Last Wednesday, I attended Sonatenabend CCXXIII, the 223rd “sonata evening” (the third for this season) “presented by the Collaborative Piano Department” in the Paul Recital Hall, where we saw performances of the Debussy Violin Sonata, a Hindemith Viola Sonata, and a Brahms Cello Sonata.
Among my favorite chamber music are the three sonatas that Claude Debussy composed right before his death in 1918. The Sonata for Violin and Piano was his last completed work, and it’s a marvel. I was only able to get one photo after violinist Mitsuru Yonezaki’s fluidly lyrical performance, and not quite managing to get pianist Yihao Zhou in the picture:
Paul Hindemith wrote his first Viola Sonata in 1919 while still in his mid-20s. It was published as part of his Opus 11, which also included two violin sonatas, a cello sonata, and sonatas for solo violin and solo viola. Compared with the Debussy Violin Sonata from about the same time, Hindemith is more traditional in his melodies, harmonies, and rhythms, although structurally inventive: The second movement is a theme and variations, and the variations continue in the finale. Here are pianist Sean Juhl and violist Benjamin Pawlak:
The third sonata jumped back a half century in time for the first of the two exquisite Brahms Cello Sonatas, wonderfully played by Tomsen Su on cello and Taketo Kataoka on piano:
Two days later, I saw two free recitals in Paul Recital Hall, one at 6:00 and the other at 8:30. Both were about an hour long and “presented as partial fulfillment for the requirements of the Doctor of Musical Arts Degree.”
Pianist TianYi Li began his program with the solemn haunting Ballade of Finnish composer Kaija Saariaho, dating from 2005. Afterwards TianYi Li spoke to the audience a bit, noting that he only recognized late in the planning for this recital that he had chosen several sad and mournful works, perhaps reflecting the ordeals for musical education and performance over the past few years, but hoping that the last few moments of the concert would represent a transformation into better times.

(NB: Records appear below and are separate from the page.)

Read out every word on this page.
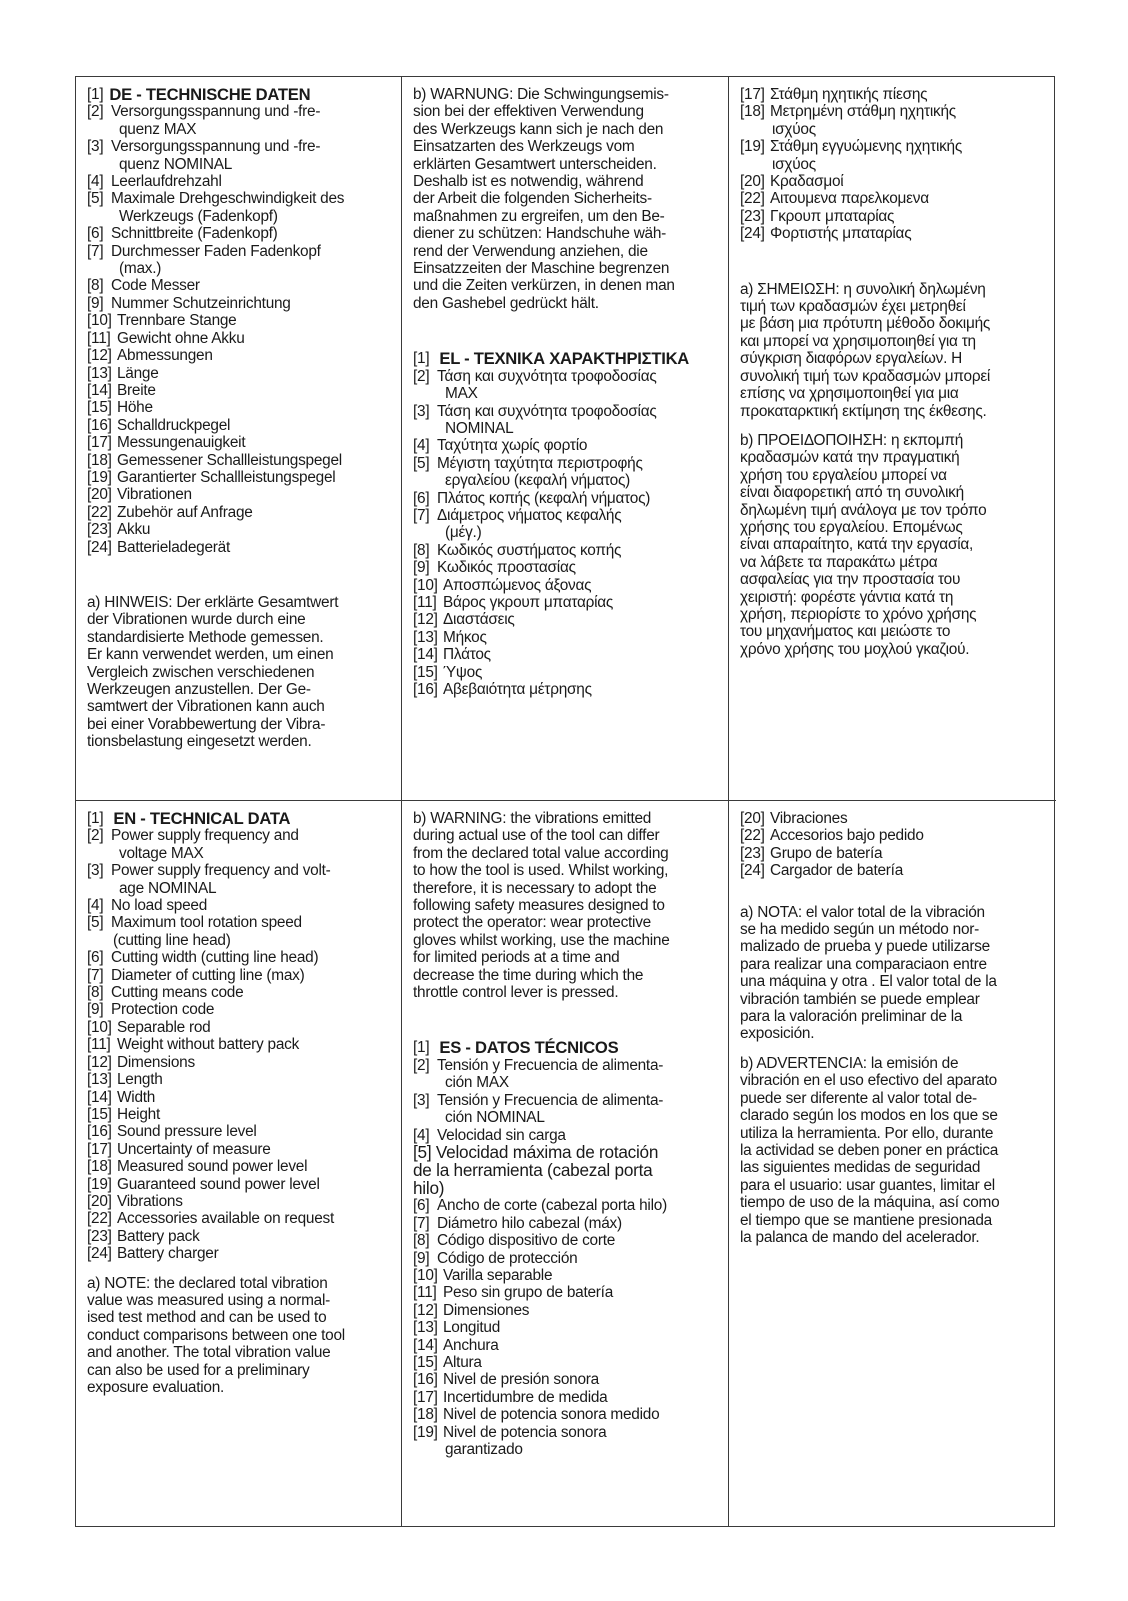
[1] DE - TECHNISCHE DATEN
[2] Versorgungsspannung und -fre-
quenz MAX
[3] Versorgungsspannung und -fre-
quenz NOMINAL
[4] Leerlaufdrehzahl
[5] Maximale Drehgeschwindigkeit des
Werkzeugs (Fadenkopf)
[6] Schnittbreite (Fadenkopf)
[7] Durchmesser Faden Fadenkopf
(max.)
[8] Code Messer
[9] Nummer Schutzeinrichtung
[10] Trennbare Stange
[11] Gewicht ohne Akku
[12] Abmessungen
[13] Länge
[14] Breite
[15] Höhe
[16] Schalldruckpegel
[17] Messungenauigkeit
[18] Gemessener Schallleistungspegel
[19] Garantierter Schallleistungspegel
[20] Vibrationen
[22] Zubehör auf Anfrage
[23] Akku
[24] Batterieladegerät
a) HINWEIS: Der erklärte Gesamtwert
der Vibrationen wurde durch eine
standardisierte Methode gemessen.
Er kann verwendet werden, um einen
Vergleich zwischen verschiedenen
Werkzeugen anzustellen. Der Ge-
samtwert der Vibrationen kann auch
bei einer Vorabbewertung der Vibra-
tionsbelastung eingesetzt werden.
b) WARNUNG: Die Schwingungsemis-
sion bei der effektiven Verwendung
des Werkzeugs kann sich je nach den
Einsatzarten des Werkzeugs vom
erklärten Gesamtwert unterscheiden.
Deshalb ist es notwendig, während
der Arbeit die folgenden Sicherheits-
maßnahmen zu ergreifen, um den Be-
diener zu schützen: Handschuhe wäh-
rend der Verwendung anziehen, die
Einsatzzeiten der Maschine begrenzen
und die Zeiten verkürzen, in denen man
den Gashebel gedrückt hält.
[1] EL - ΤΕΧΝΙΚΑ ΧΑΡΑΚΤΗΡΙΣΤΙΚΑ
[2] Τάση και συχνότητα τροφοδοσίας
MAX
[3] Τάση και συχνότητα τροφοδοσίας
NOMINAL
[4] Ταχύτητα χωρίς φορτίο
[5] Μέγιστη ταχύτητα περιστροφής
εργαλείου (κεφαλή νήματος)
[6] Πλάτος κοπής (κεφαλή νήματος)
[7] Διάμετρος νήματος κεφαλής
(μέγ.)
[8] Κωδικός συστήματος κοπής
[9] Κωδικός προστασίας
[10] Αποσπώμενος άξονας
[11] Βάρος γκρουπ μπαταρίας
[12] Διαστάσεις
[13] Μήκος
[14] Πλάτος
[15] Ύψος
[16] Αβεβαιότητα μέτρησης
[17] Στάθμη ηχητικής πίεσης
[18] Μετρημένη στάθμη ηχητικής
ισχύος
[19] Στάθμη εγγυώμενης ηχητικής
ισχύος
[20] Κραδασμοί
[22] Αιτουμενα παρελκομενα
[23] Γκρουπ μπαταρίας
[24] Φορτιστής μπαταρίας
a) ΣΗΜΕΙΩΣΗ: η συνολική δηλωμένη
τιμή των κραδασμών έχει μετρηθεί
με βάση μια πρότυπη μέθοδο δοκιμής
και μπορεί να χρησιμοποιηθεί για τη
σύγκριση διαφόρων εργαλείων. Η
συνολική τιμή των κραδασμών μπορεί
επίσης να χρησιμοποιηθεί για μια
προκαταρκτική εκτίμηση της έκθεσης.
b) ΠΡΟΕΙΔΟΠΟΙΗΣΗ: η εκπομπή
κραδασμών κατά την πραγματική
χρήση του εργαλείου μπορεί να
είναι διαφορετική από τη συνολική
δηλωμένη τιμή ανάλογα με τον τρόπο
χρήσης του εργαλείου. Επομένως
είναι απαραίτητο, κατά την εργασία,
να λάβετε τα παρακάτω μέτρα
ασφαλείας για την προστασία του
χειριστή: φορέστε γάντια κατά τη
χρήση, περιορίστε το χρόνο χρήσης
του μηχανήματος και μειώστε το
χρόνο χρήσης του μοχλού γκαζιού.
[1] EN - TECHNICAL DATA
[2] Power supply frequency and
voltage MAX
[3] Power supply frequency and volt-
age NOMINAL
[4] No load speed
[5] Maximum tool rotation speed
(cutting line head)
[6] Cutting width (cutting line head)
[7] Diameter of cutting line (max)
[8] Cutting means code
[9] Protection code
[10] Separable rod
[11] Weight without battery pack
[12] Dimensions
[13] Length
[14] Width
[15] Height
[16] Sound pressure level
[17] Uncertainty of measure
[18] Measured sound power level
[19] Guaranteed sound power level
[20] Vibrations
[22] Accessories available on request
[23] Battery pack
[24] Battery charger
a) NOTE: the declared total vibration
value was measured using a normal-
ised test method and can be used to
conduct comparisons between one tool
and another. The total vibration value
can also be used for a preliminary
exposure evaluation.
b) WARNING: the vibrations emitted
during actual use of the tool can differ
from the declared total value according
to how the tool is used. Whilst working,
therefore, it is necessary to adopt the
following safety measures designed to
protect the operator: wear protective
gloves whilst working, use the machine
for limited periods at a time and
decrease the time during which the
throttle control lever is pressed.
[1] ES - DATOS TÉCNICOS
[2] Tensión y Frecuencia de alimenta-
ción MAX
[3] Tensión y Frecuencia de alimenta-
ción NOMINAL
[4] Velocidad sin carga
[5] Velocidad máxima de rotación
de la herramienta (cabezal porta
hilo)
[6] Ancho de corte (cabezal porta hilo)
[7] Diámetro hilo cabezal (máx)
[8] Código dispositivo de corte
[9] Código de protección
[10] Varilla separable
[11] Peso sin grupo de batería
[12] Dimensiones
[13] Longitud
[14] Anchura
[15] Altura
[16] Nivel de presión sonora
[17] Incertidumbre de medida
[18] Nivel de potencia sonora medido
[19] Nivel de potencia sonora
garantizado
[20] Vibraciones
[22] Accesorios bajo pedido
[23] Grupo de batería
[24] Cargador de batería
a) NOTA: el valor total de la vibración
se ha medido según un método nor-
malizado de prueba y puede utilizarse
para realizar una comparaciaon entre
una máquina y otra . El valor total de la
vibración también se puede emplear
para la valoración preliminar de la
exposición.
b) ADVERTENCIA: la emisión de
vibración en el uso efectivo del aparato
puede ser diferente al valor total de-
clarado según los modos en los que se
utiliza la herramienta. Por ello, durante
la actividad se deben poner en práctica
las siguientes medidas de seguridad
para el usuario: usar guantes, limitar el
tiempo de uso de la máquina, así como
el tiempo que se mantiene presionada
la palanca de mando del acelerador.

Next up in TianYi Li’s recital was a Bach work I probably hadn’t listened to in decades, and which I likely didn’t appreciate much in my younger Bach-drenched years. This was the Aria and 10 Variations in the Italian Manner (BWV 989), in which the theme returns at the end, somewhat like the Goldberg Variations but here in a somewhat transformed state. This is quite beautiful music although not exactly happy!
A big work followed: Chopin’s Piano Sonata No. 3, which is rather gloomy in the opening Allegro, in which melodies struggle to emerge from dark passages. By the finale, however, we get a sense of happiness.
TianYi Li ended his recital with a short work by Nikolai Kapustin, a Russian composer who died just last year at the age of 82. Kapustin was big jazz fan, often incorporating jazz into his other music, include the Concert Etude in D Major (Op. 40, No. 5), appropriately entitled “Raillery,” in which TianYi Li revealed all the humor and hope for the future. Here he is during enthusiastic curtain calls:
The recital later that Friday evening was cellist Yi Qun Xu with a program that stretched over the centuries, beginning with Luigi Boccherini’s engaging and witty Sonata for Cello and Piano in B-Flat Major (G. 8) and continuing with a large chunk of the sixth of Bach’s Suite for Solo Cello, with its gorgeous Allemande.
Yi Qun Xu continued with more recent music, beginning with the microtonal explorations of Alexander Johnson’s Evening Prary for Piano and Cello of 2021 (a composer and work I was unfamiliar with), the ever-popular Songs My Mother Taught me of Antonín Dvořák, and concluding with another cellist / composer I’m not familiar with: Adrien-François Servais and his arpeggio-laden Etude No. 4.